The task of dealing with this massive disconnect between his
physically aged exterior, and his inner infantile self, forces Benjamin to
attempt to act like an adult (to match his aged exterior), but no matter how
hard he tries his true inner child shines through, especially whenever it comes
to booze and women, areas where he has zero experience. Benjamin wins the
adoration of most every character he meets, and along the way he breaks through
the prejudicial barriers that age and race typically erect.
This film is a diversion for Fincher. Many of the defining
qualities of David Fincher’s films are not so very present in Benjamin Button. This charmed, almost
magical tale shares none of the characteristic of other Fincher scripts. It is
not filtered through the darkened lens of hyper awareness; there is none of the
desolation and bleak deconstruction of modern culture that fills Zodiac, the most recently released
Fincher film before this one.
Benjamin
Button seems to be the only film in Fincher's body of work that is not
a dark, psychological thriller. Here, Fincher proves that he can work in drama
just as well as he can work in action and suspense, however he does have expert
help.
The director of photography Claudio Miranda, who had worked on a
number of Fincher’s earlier pictures, sets the tones and temperature of the
images so they project like a thriller, dark with shadows, slight, almost sepia
toned. A highly refined picture quality.
Once again, this film features Angus Wall and Kirk Baxter, the
brilliant editing team that would go on to win multiple Oscars for best editing
in The Social
Network and The Girl
with the Dragon Tattoo.
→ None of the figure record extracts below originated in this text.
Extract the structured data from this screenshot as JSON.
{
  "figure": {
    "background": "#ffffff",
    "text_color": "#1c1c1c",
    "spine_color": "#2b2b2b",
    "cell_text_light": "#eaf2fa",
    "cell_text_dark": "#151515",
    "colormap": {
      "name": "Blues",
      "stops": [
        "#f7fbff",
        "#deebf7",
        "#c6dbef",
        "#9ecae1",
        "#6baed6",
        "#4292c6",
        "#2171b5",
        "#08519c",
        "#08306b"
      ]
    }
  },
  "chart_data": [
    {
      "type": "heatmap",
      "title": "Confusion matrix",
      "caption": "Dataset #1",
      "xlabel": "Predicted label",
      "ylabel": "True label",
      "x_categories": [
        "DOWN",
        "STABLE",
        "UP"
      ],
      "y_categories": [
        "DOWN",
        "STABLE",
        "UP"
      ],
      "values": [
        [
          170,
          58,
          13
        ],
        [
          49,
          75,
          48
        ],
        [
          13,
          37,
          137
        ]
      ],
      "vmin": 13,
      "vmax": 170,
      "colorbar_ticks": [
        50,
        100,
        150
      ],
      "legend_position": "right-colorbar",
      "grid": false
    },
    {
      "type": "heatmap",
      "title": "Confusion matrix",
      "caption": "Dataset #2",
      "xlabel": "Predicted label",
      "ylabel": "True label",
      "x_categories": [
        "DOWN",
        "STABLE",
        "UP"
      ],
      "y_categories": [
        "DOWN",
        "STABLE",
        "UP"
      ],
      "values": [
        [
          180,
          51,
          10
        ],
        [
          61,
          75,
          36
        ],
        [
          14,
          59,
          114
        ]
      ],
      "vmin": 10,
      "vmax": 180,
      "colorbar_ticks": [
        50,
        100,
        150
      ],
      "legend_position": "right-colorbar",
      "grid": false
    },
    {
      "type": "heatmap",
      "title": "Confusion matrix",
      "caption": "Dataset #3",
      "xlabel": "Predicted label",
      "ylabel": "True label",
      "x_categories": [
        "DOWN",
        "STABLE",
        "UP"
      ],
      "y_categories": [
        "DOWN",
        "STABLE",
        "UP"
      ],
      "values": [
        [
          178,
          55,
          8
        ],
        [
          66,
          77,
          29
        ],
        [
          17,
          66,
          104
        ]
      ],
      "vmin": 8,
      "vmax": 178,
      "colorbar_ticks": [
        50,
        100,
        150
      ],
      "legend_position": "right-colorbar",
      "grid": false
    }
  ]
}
They brilliantly let visuals alone tell as much of the story as
possible. As with Girl with the
Dragon Tattoo, Benjamin Button has tons of shots and locations. The exact opposite of Panic Room.
The technique of recounting the story through recollection as a
series of flashbacks, as well as Benjamin’s unexpected success despite his
handicap, make Benjamin Button bear
an off-putting resemblance to the structure of Forest Gump (1994). This is no coincidence.
The same writer
who won an Oscar for his Forest Gump screenplay,
Eric Roth, is also the writer of Benjamin
Button.
As characters both Forest and Benjamin worked on boats, both took
part in World Wars, and both perpetually pursue women from their childhood. What
is great thought is that Fincher is able to divert this potential redundancy.
While Forest bumbles along, simply falling into phenomenal situations, Benjamin
paves his own way. It’s existential drive versus dumb luck.